The invention provides a bone surface segmentation method under ultrasonic imaging. The method is characterized in that the method is realized by using a python language, and comprises the following steps: using an ultrasonic probe for acquiring an ultrasonic picture of a bone surface, and cleaning the acquired image; carrying out center cutting on the original ultrasonic image to obtain an ultrasonic imaging area with the size of 288*320, and removing useless areas; marking the bone ultrasonic image to make a mask mark image, thereby making a data set; enhancing the data set obtained in the step 3 by using an image enhancement technology, enriching data contents, and expanding the number of samples; randomly and equally dividing the data set into five parts; building a neural network model, which is composed of two modules, namely an encoding module and a decoding module; and performing five-fold cross validation training on the network model by utilizing the five data sets obtained in the step 5. The system can be integrated into a universal computer-aided system with the help of a common camera, extra equipment is not needed, and the system is suitable for hospitals and families.

Description

Technical field[0001]The invention relates to a bone surface segmentation method, in particular to a bone surface segmentation method under ultrasound imaging, and belongs to the computer vision field of a computer-assisted surgical navigation system.Background technique[0002]Fracture is a common surgical disease in clinic, which seriously affects people's health and life.
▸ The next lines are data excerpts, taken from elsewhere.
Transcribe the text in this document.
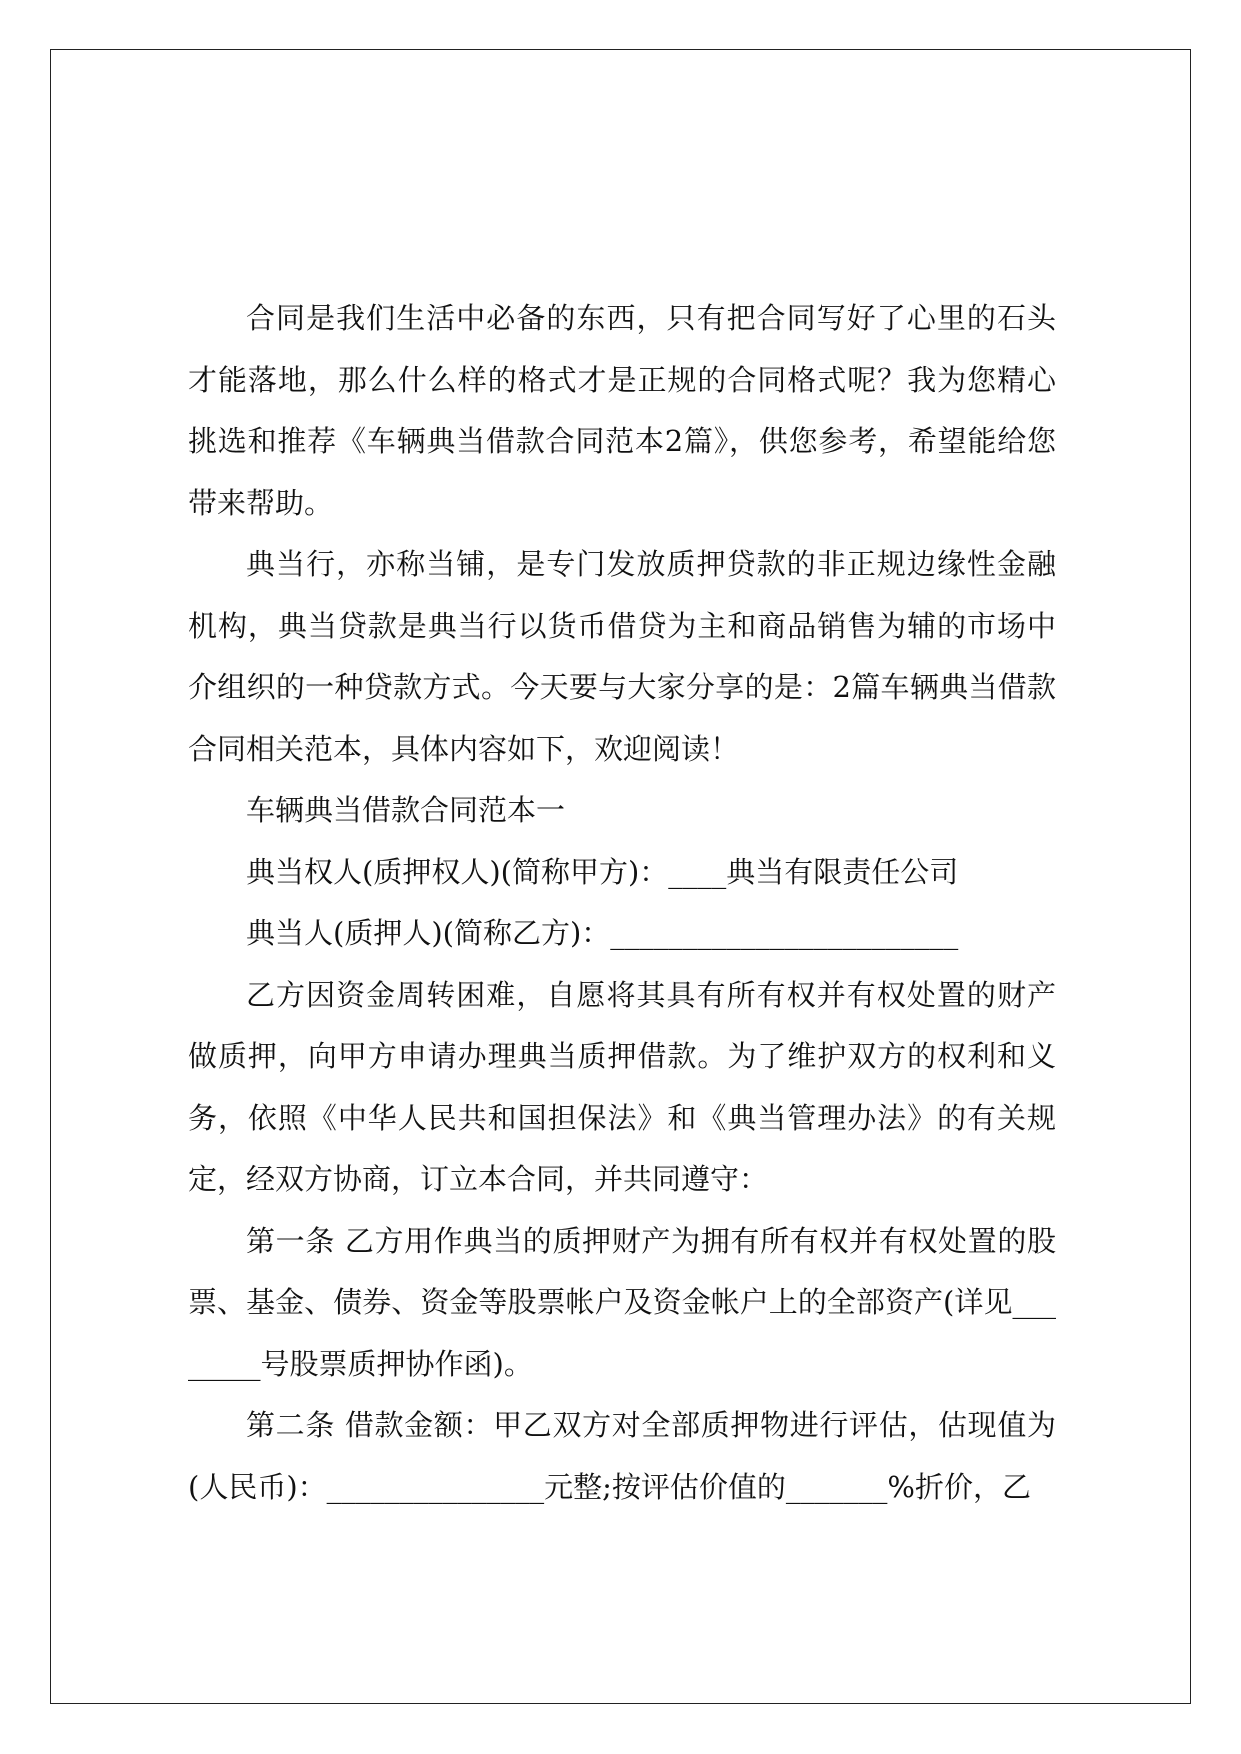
合同是我们生活中必备的东西，只有把合同写好了心里的石头才能落地，那么什么样的格式才是正规的合同格式呢？我为您精心挑选和推荐《车辆典当借款合同范本2篇》，供您参考，希望能给您带来帮助。

典当行，亦称当铺，是专门发放质押贷款的非正规边缘性金融机构，典当贷款是典当行以货币借贷为主和商品销售为辅的市场中介组织的一种贷款方式。今天要与大家分享的是：2篇车辆典当借款合同相关范本，具体内容如下，欢迎阅读！

车辆典当借款合同范本一

典当权人(质押权人)(简称甲方)：____典当有限责任公司

典当人(质押人)(简称乙方)：________________________

乙方因资金周转困难，自愿将其具有所有权并有权处置的财产做质押，向甲方申请办理典当质押借款。为了维护双方的权利和义务，依照《中华人民共和国担保法》和《典当管理办法》的有关规定，经双方协商，订立本合同，并共同遵守：

第一条 乙方用作典当的质押财产为拥有所有权并有权处置的股票、基金、债券、资金等股票帐户及资金帐户上的全部资产(详见________号股票质押协作函)。

第二条 借款金额：甲乙双方对全部质押物进行评估，估现值为(人民币)：_______________元整;按评估价值的_______%折价，乙
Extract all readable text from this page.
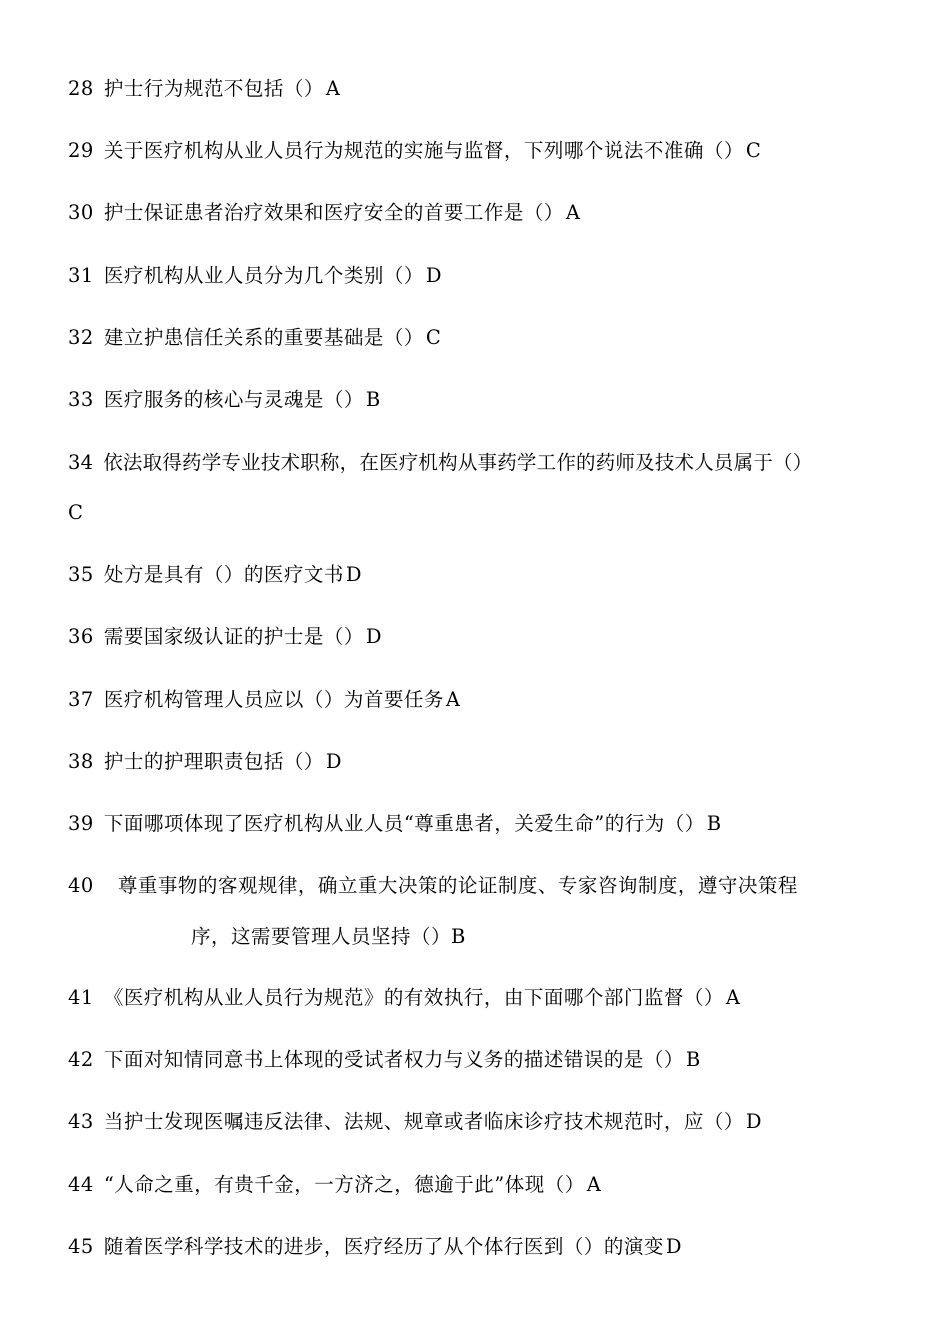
28 护士行为规范不包括（） A
29 关于医疗机构从业人员行为规范的实施与监督，下列哪个说法不准确（） C
30 护士保证患者治疗效果和医疗安全的首要工作是（） A
31 医疗机构从业人员分为几个类别（） D
32 建立护患信任关系的重要基础是（） C
33 医疗服务的核心与灵魂是（） B
34 依法取得药学专业技术职称，在医疗机构从事药学工作的药师及技术人员属于（）
C
35 处方是具有（）的医疗文书 D
36 需要国家级认证的护士是（） D
37 医疗机构管理人员应以（）为首要任务 A
38 护士的护理职责包括（） D
39 下面哪项体现了医疗机构从业人员“尊重患者，关爱生命”的行为（） B
40 尊重事物的客观规律，确立重大决策的论证制度、专家咨询制度，遵守决策程
序，这需要管理人员坚持（）B
41 《医疗机构从业人员行为规范》的有效执行，由下面哪个部门监督（） A
42 下面对知情同意书上体现的受试者权力与义务的描述错误的是（） B
43 当护士发现医嘱违反法律、法规、规章或者临床诊疗技术规范时，应（） D
44 “人命之重，有贵千金，一方济之，德逾于此”体现（） A
45 随着医学科学技术的进步，医疗经历了从个体行医到（）的演变 D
With the increase in the types of outdoor sports, there are more and more sports traumas, and the increase in the incidence of traffic accidents also gradually increases the number of fracture patients.[0003]Orthopedic surgery is an important solution for the treatment of fractures. The use of high-precision intraoperative navigation technology to guide the operation during the operation is a key to reducing the sequelae of postoperative recovery of fracture patients. For the imaging and positioning of the fractured area, the computer-assisted orthopedic surgery system (CAOS) is an effective auxiliary method, and ...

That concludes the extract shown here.